Collecting Data From Separate Sensors, and Uploading Data to the Web?

I have a couple of RFDuinos (Small Arduinos with built in BLE - Specs here) which I want to connect with sensors and place around my yard. My thinking was to have all these separate rfduinos connect to some type of wireless gateway (Arduino Uno?) via bluetooth, which the gateway would receive, and using wifi, would then upload that data to the cloud.

What's the best approach for what I'm trying to do without it being too costly. I currently have 2 rfduinos, and an arduino uno. Should I purchase a wifi shield, or is there a cheap arduino that I can purchase with wifi and bluetooth capabilities? How have others tackled this?

Thanks!

Using bluetooth like that isn't such a good idea but, since you have the RFduinos already, you could do something like

  1. Get a BLE master for the Uno and set it up to poll and converse both with the RFDuinos. This involves some pretty smart work running the BLE in AT mode, but it is a pretty cheap investment.

  2. Once you have succeeded at that, get a WiFi shield or, in my view preferably, an ethernet shield and a WiFi repeater, for the Uno. Either way you now have a Uno able to act as a base station between the RFDuinos via bluetooth and the world via WiFi. The Uno can even run its own sensors as well.

  3. You can then send the data to the Internet of Things like Xively and access it with your phone wile you are sitting on the beach in Acapulco.

You might find the Phillipe Cantin blog useful for the bluetooth.

Great picture........

Thanks for the informative reply Nick!

I'll definitely look into your suggestions! You've got me thinking though, for future projects, what would be the recommended way of connecting sensors to a base station, if not via bluetooth?

There are a number of little transceivers that are better suited for Arduinos to talk amongst themselves, but I'm not familiar with them. The NRF24 has about the same cost and range as bluetooth. Bluetooth is better employed to talk to the outside world, like your phone. Using bluetooth as a LAN is not impossible, and cheap enough to try out with the gear you have.

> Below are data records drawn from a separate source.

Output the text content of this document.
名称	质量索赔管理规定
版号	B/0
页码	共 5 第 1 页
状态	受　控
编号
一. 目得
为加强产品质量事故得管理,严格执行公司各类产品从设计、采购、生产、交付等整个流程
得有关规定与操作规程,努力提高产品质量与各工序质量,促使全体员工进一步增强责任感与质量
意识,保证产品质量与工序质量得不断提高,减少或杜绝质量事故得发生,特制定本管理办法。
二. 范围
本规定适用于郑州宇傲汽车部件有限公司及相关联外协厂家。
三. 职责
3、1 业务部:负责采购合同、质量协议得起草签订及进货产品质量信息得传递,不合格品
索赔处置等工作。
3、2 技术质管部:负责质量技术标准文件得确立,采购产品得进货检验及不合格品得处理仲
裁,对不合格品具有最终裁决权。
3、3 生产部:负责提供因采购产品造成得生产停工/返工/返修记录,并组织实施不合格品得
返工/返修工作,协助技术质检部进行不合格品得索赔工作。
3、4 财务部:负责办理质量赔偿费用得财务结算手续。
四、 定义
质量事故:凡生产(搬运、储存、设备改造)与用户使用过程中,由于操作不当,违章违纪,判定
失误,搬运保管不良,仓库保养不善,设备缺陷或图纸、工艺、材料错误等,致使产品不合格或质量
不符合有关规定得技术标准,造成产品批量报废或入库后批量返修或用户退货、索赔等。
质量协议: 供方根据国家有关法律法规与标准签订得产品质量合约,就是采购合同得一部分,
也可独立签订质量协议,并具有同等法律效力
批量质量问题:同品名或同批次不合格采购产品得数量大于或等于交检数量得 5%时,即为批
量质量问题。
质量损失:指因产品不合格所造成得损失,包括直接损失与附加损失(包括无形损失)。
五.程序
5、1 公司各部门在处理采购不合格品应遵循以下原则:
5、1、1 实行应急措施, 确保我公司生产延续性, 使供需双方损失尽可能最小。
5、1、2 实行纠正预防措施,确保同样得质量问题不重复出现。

I'm doing something somewhat similar in making a weather station.
I'm using 3 Jeenodes. Two are outside collecting data from sensors and one is inside connected to an LCD screen.

The inside Jeenode is also connected via 12C to a Yun which saves the data and serves up a web page.

That sounds pretty good! Just enough kit to do the job and no surplus.

Nice! Just to make sure I don't buy anything I don't need / won't work, this is the list of things I'm thinking of getting:

Ethernet Shield: http://www.ebay.com/itm/321495097749

Wifi Repeater: I'm not sure how I'd use this? Do you know of a good one to purchase?

Bluetooth Master Module for Arduino UNO: http://www.ebay.com/itm/Wireless-Serial-6-Pin-Bluetooth-RF-Transceiver-Module-HC-05-RS232-Master-Slave-/400562862516?pt=LH_DefaultDomain_0&hash=item5d436839b4

Any suggestions? Thanks!

The Ethernet shield is ideal and about the same as mine. Note that it has an SD card slot.

The HC-05 would be fine and the price is right, but I note that your other devices are BLE, and the HC-05 is not. I understand this means that your BLE devices will be forced to operate in bluetooth v2. There are other devices that are BLE like the Tinysine, which are only marginally more expensive. BLE offers more range than the HC-05 and you might as well take advantage of that.

I use a multi function wireless mini router. It is distinguished by having two RJ45 sockets. I have seen them for $15 lately.

Could some variation of these components also be used to transmit data from RC plane to ground (or the cloud)? Thanks,

A Bluetooth LE has about 100m range, is about the size of a postage stamp, weighs about the same, and consumes very little power. This all sounds pretty good for an r/c plane, and I imagine the range could be extended with an additional antenna.

Data is data, and it doesn't matter if it comes from an r/c plane or from something stuck in a tree like in the above picture.